Numerical study on the effects of eccentric nozzles on spray evolution using a hybrid method

Abstract

In this paper, a methodology is proposed to couple between the nozzle inner flow and external spray and atomization. A hybrid VOF-DPM model is developed to investigate the influence of different eccentricities (0, 0.5, 0.62, and 0.81) on the atomization characteristics of diesel engine nozzles. Large eddy simulations (LES) are performed to capture the nozzle inner flow and morphology of the breakup. The atomization performance is evaluated in terms of spray morphology, spray cone angle, penetration distance, and droplet size under high-pressure injection and non-evaporative conditions. The model is validated using the "Spray C" nozzle from the Engine Combustion Network (ECN), with simulation results showing good agreement with experimental findings. The research reveals that elliptical nozzles generally outperform circular ones in terms of discharge performance and atomization quality.
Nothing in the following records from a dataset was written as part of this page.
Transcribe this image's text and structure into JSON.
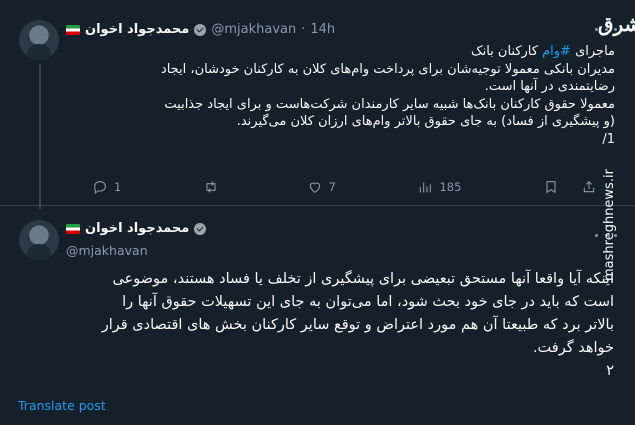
{
  "tweet1": {
    "author_name": "محمدجواد اخوان",
    "handle": "@mjakhavan",
    "separator": "·",
    "time": "14h",
    "lines": [
      {
        "before": "ماجرای ",
        "hashtag": "#وام",
        "after": " کارکنان بانک"
      },
      {
        "before": "مدیران بانکی معمولا توجیه‌شان برای پرداخت وام‌های کلان به کارکنان خودشان، ایجاد",
        "hashtag": "",
        "after": ""
      },
      {
        "before": "رضایتمندی در آنها است.",
        "hashtag": "",
        "after": ""
      },
      {
        "before": "معمولا حقوق کارکنان بانک‌ها شبیه سایر کارمندان شرکت‌هاست و برای ایجاد جذابیت",
        "hashtag": "",
        "after": ""
      },
      {
        "before": "(و پیشگیری از فساد) به جای حقوق بالاتر وام‌های ارزان کلان می‌گیرند.",
        "hashtag": "",
        "after": ""
      },
      {
        "before": "1/",
        "hashtag": "",
        "after": ""
      }
    ],
    "actions": {
      "replies": "1",
      "retweets": "",
      "likes": "7",
      "views": "185"
    }
  },
  "tweet2": {
    "author_name": "محمدجواد اخوان",
    "handle": "@mjakhavan",
    "lines": [
      "اینکه آیا واقعا آنها مستحق تبعیضی برای پیشگیری از تخلف یا فساد هستند، موضوعی",
      "است که باید در جای خود بحث شود، اما می‌توان به جای این تسهیلات حقوق آنها را",
      "بالاتر برد که طبیعتا آن هم مورد اعتراض و توقع سایر کارکنان بخش های اقتصادی قرار",
      "خواهد گرفت.",
      "۲"
    ],
    "translate_label": "Translate post"
  },
  "watermark": {
    "logo": "مشرق",
    "site": "mashreghnews.ir"
  },
  "icons": {
    "reply": "reply-icon",
    "retweet": "retweet-icon",
    "like": "heart-icon",
    "views": "views-icon",
    "bookmark": "bookmark-icon",
    "share": "share-icon",
    "more": "more-icon",
    "verified": "verified-badge-icon",
    "flag": "iran-flag-icon"
  },
  "colors": {
    "background": "#15202b",
    "text": "#f7f9f9",
    "muted": "#8b98a5",
    "accent": "#1d9bf0",
    "divider": "#38444d"
  }
}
The appropriate increase in eccentricity enhances atomization by promoting liquid breakup and reducing penetration distance. The primary breakup is strongly influenced by the turbulence shear stress inside the nozzle and the aerodynamic forces in the near field. Thus, the promoting atomization mechanism of the eccentric nozzle is that the eccentric structure intensifies pressure fluctuations and turbulent disturbances, thereby exacerbating the fracture of the liquid core and the stretching and breaking of the tip thin sheets during the primary breakup, peeling off more entrained droplets. The smaller and more uniformly distributed tiny droplets are then generated through secondary atomization.